According to Tom Bruce, the 1987 ‘Robocop’ was in no need of a re-boot
Paul Verhoeven, director of the 1987 RoboCop, is on record as calling this 21st century remake ‘completely idiotic’, and he’s not wrong either. RoboCop is a corporate bastardisation of everything that the satire-centric original stood for, with little in the way of action or acting.
Beginning with a news broadcast lampooning America’s ‘policing’ of the Middle-East, propaganda hype-man Pat Novak (Samuel L Jakcson) asserts that ‘corruption-free’ robots are the best line of defence against criminality, and demands that the senate replace human police officers with giant drones. Back in the US of A, Officer Alex Murphy (Joel Kinnaman) is cruising the sterile streets of a hi –tech Detroit and trying to bring down mob man Antoine Vallon (Patrick Garrow), presumably because he has guns and sells pirated DVDs. Long story short, Murphy gets blown to literal pieces and pro-robot-rights Omnicorp CEO Raymond Sellars (Michael Keaton) decides to turn him into a 2.6 billion dollar android enforcer.

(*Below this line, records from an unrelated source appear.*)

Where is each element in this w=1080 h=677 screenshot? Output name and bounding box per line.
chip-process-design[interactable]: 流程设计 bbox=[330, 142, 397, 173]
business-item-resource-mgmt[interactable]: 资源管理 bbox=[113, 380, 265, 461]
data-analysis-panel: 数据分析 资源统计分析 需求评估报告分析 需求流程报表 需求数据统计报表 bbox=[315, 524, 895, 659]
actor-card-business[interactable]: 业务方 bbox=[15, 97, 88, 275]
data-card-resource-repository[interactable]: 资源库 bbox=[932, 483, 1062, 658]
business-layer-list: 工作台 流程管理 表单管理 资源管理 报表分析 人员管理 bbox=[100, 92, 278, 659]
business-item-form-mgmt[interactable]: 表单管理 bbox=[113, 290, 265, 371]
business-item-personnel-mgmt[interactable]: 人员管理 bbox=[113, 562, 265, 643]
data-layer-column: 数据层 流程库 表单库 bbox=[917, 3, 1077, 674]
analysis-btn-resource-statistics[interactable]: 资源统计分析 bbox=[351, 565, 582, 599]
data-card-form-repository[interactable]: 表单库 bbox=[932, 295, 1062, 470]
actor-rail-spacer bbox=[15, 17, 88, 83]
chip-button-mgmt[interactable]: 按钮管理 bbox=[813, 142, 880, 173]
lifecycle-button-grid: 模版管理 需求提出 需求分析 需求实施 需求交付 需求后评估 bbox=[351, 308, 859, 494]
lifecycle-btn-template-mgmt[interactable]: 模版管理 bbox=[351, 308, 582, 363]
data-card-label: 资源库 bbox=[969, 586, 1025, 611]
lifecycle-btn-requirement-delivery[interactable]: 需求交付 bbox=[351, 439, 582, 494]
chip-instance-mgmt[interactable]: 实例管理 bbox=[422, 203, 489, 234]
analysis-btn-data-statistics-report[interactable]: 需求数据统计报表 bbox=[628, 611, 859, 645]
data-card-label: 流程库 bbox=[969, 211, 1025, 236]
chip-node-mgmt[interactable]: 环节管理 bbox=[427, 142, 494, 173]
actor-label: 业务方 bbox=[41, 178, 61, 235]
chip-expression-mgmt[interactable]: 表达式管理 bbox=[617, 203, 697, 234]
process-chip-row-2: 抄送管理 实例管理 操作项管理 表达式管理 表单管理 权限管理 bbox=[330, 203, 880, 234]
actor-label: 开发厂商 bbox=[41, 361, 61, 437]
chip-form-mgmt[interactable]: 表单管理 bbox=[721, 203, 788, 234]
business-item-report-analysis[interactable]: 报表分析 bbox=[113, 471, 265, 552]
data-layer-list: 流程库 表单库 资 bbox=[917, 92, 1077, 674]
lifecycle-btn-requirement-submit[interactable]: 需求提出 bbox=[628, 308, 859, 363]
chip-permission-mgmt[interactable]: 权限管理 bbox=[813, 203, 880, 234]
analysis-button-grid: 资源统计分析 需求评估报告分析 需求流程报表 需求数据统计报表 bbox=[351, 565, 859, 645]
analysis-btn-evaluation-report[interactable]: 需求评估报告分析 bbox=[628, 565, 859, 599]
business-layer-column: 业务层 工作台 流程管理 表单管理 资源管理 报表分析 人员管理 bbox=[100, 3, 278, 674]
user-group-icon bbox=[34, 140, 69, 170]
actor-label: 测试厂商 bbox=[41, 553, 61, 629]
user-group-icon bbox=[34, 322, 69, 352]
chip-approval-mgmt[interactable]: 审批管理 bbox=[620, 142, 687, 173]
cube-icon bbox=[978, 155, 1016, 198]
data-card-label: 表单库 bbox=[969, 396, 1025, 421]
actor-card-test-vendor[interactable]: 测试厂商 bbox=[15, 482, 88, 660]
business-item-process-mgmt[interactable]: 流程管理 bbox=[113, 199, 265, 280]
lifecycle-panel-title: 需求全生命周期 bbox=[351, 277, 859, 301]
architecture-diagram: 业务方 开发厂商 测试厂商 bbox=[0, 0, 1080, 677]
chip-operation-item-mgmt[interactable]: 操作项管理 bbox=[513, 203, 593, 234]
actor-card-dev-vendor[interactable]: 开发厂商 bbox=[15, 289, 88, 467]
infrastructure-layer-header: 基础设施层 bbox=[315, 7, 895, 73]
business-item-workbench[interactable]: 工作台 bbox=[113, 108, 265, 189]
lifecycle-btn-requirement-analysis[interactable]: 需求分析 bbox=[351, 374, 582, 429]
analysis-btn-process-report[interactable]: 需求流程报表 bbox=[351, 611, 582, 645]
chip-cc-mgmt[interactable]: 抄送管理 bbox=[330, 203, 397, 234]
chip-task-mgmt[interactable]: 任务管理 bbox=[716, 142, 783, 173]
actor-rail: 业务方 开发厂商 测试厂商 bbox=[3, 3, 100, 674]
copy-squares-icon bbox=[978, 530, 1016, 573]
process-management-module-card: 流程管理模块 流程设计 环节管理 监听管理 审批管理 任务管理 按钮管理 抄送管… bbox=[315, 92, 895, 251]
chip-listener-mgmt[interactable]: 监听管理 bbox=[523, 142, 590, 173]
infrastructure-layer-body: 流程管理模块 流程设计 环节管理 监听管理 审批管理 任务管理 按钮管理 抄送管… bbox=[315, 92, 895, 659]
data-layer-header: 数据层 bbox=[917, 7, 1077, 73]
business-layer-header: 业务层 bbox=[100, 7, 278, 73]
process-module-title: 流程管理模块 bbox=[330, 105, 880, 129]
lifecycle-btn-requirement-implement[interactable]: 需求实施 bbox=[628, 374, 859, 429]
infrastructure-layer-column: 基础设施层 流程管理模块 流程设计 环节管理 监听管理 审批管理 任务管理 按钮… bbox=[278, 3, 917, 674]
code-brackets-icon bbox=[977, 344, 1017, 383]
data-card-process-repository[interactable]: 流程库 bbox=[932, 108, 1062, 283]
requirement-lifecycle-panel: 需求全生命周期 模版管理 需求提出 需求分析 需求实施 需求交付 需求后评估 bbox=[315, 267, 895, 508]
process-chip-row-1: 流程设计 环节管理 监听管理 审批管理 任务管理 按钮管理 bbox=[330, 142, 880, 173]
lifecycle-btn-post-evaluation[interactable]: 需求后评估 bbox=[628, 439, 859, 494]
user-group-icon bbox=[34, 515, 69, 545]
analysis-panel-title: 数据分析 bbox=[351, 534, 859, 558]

RoboCop takes far too long to become just that, and there are far too many stages to his development; at first he’s just Alex Murphy except with a metal body and a cool bike, but his past traumas affect his efficiency, so Omnicorp ‘switch off his emotion’, turning him into an impassionate killing machine. Eventually, Murphy is able to override his bot-brain by quantifying people’s expressions (i.e Fear: 70 per cent, Sadness: 65 per cent) to become some kind of po-faced humanitarian. Each incarnation is more inexplicable then the next, and throughout you are forced to endure face-palm inducing references to the original RoboCop, so wildly out of context it makes you wonder if director José Padilha even likes the film.
In two hours there are only four action scenes, three of which take place in identical warehouses and unfold like the opening missions of a game of Time Crisis, only difference being that when it’s game over you won’t want to put another pound in. 1987 RoboCop was gruesomely, hilariously, over the top with its use of violence, but even Dallas Buyers Club has more blood than this 2014 model – 12a, really? In order to justify RoboCop’s existence, the Detroit setting should have at least felt dangerous. As it is, the steely dystopia on screen isn’t even as bad the real-life Detroit today.
Rusty is the best way to describe most of the performances in RoboCop. Samuel L. as Commie-hating news man Pat Novak is no substitute for the uproarious parody scenes interspersed throughout the 1987 classic, while Gary Oldman’s morally compromised Dr Norton is an incoherent mess and Michael Keaton just looks beaten. Joel Kinnaman’s portrayal of the corrugated copper lacks conviction, and Abbie Cornish (aka Mrs RoboCop) is side-lined into obscurity.
RoboCop is a tin man of a movie, lacking not just a heart but a brain as well. Joyless to its cybernetic core, the end credits misery is compounded by the shameful use of ‘I Fought the Law’, essentially yelling ‘You didn’t just watch crap!’. But it is crap. It very much is.